Speaker: Sam Baxland (Swansea University)
In the immediate years after the Second World War, the problems faced by the higher education sector were particularly acute at Swansea University. Having opened in 1920, it still had an underdeveloped site and a fragile sense of its wider purpose. In the following twenty years, under the leadership of a visionary Principal, ‘the College’ – as it was then known – designed and implemented a new holistic curriculum, whilst constructing an early example of a British single-site university campus, both of which resembled the Keele model. The most noteworthy consequence of these changes was the way in which a sense of community and ‘togetherness’ was fostered at the College, not least by the building of on-site halls of residence and a central meeting place that had been so conspicuously absent on the site beforehand.
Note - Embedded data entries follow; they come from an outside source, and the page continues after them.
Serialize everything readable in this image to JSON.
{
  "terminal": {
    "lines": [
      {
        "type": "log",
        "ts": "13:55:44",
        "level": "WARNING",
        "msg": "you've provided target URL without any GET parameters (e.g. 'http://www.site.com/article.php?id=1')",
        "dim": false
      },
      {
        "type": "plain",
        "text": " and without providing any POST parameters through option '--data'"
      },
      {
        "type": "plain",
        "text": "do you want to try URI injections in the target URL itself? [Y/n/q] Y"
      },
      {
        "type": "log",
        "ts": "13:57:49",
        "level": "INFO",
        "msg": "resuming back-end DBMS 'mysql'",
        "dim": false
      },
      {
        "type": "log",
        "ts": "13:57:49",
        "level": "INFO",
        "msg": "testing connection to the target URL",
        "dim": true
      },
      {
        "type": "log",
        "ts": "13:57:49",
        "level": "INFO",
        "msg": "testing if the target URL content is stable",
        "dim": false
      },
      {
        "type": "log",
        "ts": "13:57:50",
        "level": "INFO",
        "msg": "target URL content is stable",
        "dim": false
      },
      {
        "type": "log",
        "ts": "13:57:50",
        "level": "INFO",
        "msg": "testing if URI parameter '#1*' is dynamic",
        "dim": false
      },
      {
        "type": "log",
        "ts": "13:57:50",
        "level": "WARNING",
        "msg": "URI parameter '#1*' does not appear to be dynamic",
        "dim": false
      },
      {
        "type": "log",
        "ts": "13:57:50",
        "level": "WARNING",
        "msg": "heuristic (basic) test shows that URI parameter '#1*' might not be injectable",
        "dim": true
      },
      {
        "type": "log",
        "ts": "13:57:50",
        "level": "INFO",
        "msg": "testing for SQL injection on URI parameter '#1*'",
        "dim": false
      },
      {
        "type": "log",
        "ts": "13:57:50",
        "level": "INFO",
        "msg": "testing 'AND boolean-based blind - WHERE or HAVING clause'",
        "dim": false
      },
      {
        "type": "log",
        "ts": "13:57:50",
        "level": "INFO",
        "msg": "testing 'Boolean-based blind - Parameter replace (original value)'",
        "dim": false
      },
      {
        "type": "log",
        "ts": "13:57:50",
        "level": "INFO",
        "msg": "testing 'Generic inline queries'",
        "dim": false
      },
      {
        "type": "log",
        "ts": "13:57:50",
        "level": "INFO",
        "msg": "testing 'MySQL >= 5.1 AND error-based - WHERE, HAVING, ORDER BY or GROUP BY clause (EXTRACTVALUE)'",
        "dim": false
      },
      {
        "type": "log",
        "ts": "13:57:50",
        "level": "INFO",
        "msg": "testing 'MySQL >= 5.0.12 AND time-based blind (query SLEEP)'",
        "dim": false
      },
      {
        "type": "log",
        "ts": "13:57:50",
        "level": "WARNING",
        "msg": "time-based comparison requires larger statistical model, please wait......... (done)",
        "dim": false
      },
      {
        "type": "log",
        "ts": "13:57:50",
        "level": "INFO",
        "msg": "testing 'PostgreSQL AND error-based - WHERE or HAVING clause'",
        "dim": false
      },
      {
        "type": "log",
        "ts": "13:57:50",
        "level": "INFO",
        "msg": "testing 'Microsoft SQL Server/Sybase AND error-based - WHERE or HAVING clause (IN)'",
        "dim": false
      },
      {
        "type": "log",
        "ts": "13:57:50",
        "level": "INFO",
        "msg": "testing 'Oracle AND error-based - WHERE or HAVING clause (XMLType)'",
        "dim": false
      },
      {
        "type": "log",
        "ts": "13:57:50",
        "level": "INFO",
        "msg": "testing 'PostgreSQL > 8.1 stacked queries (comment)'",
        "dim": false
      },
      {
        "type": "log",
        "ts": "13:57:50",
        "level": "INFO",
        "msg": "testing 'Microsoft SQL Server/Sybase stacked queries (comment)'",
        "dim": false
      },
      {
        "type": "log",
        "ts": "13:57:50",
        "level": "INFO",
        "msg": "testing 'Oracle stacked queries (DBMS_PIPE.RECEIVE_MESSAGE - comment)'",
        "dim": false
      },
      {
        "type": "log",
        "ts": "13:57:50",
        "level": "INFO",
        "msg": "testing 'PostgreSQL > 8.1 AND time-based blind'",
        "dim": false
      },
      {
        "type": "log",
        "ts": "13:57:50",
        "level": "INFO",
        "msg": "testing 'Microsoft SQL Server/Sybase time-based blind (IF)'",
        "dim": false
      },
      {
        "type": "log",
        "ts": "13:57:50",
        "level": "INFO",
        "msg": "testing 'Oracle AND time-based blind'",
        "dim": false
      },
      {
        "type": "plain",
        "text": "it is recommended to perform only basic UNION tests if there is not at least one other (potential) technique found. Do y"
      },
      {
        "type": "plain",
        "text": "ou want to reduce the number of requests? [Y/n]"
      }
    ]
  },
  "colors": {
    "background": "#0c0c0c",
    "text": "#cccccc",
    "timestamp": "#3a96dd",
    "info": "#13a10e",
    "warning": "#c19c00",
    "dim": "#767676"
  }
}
This paper will explore how academic and architectural developments fostered radical social changes at Swansea’s College. A period of relative harmony and collegiality, which involved a degree of deference and paternalism, also helped encourage a particularly strong manifestation of the ‘long 1968’ at Swansea, complete with protests, sit-ins and a huge general strike by students. Therefore, just as it had fostered a sense of unity, the campus quickly encouraged a new generation of like-minded young people to reject the College’s authority and traditions, with one who produced critical pamphlets about the University remembering the atmosphere there as ‘chafing’. The significance of these years at the end of the 1960s for the history of universities and young people will be assessed in particular.
Throughout this paper, various oral history clips from those who lived through this period at the College will be played. These testimonies were collected specifically for the research that lead to a recently released book, Swansea University: Campus and Community in a Post-war World, 1945-2020 – which was published to mark the institution’s centenary.
Sam Blaxland is a Post-doctoral Fellow and Tutor in Modern History at Swansea University.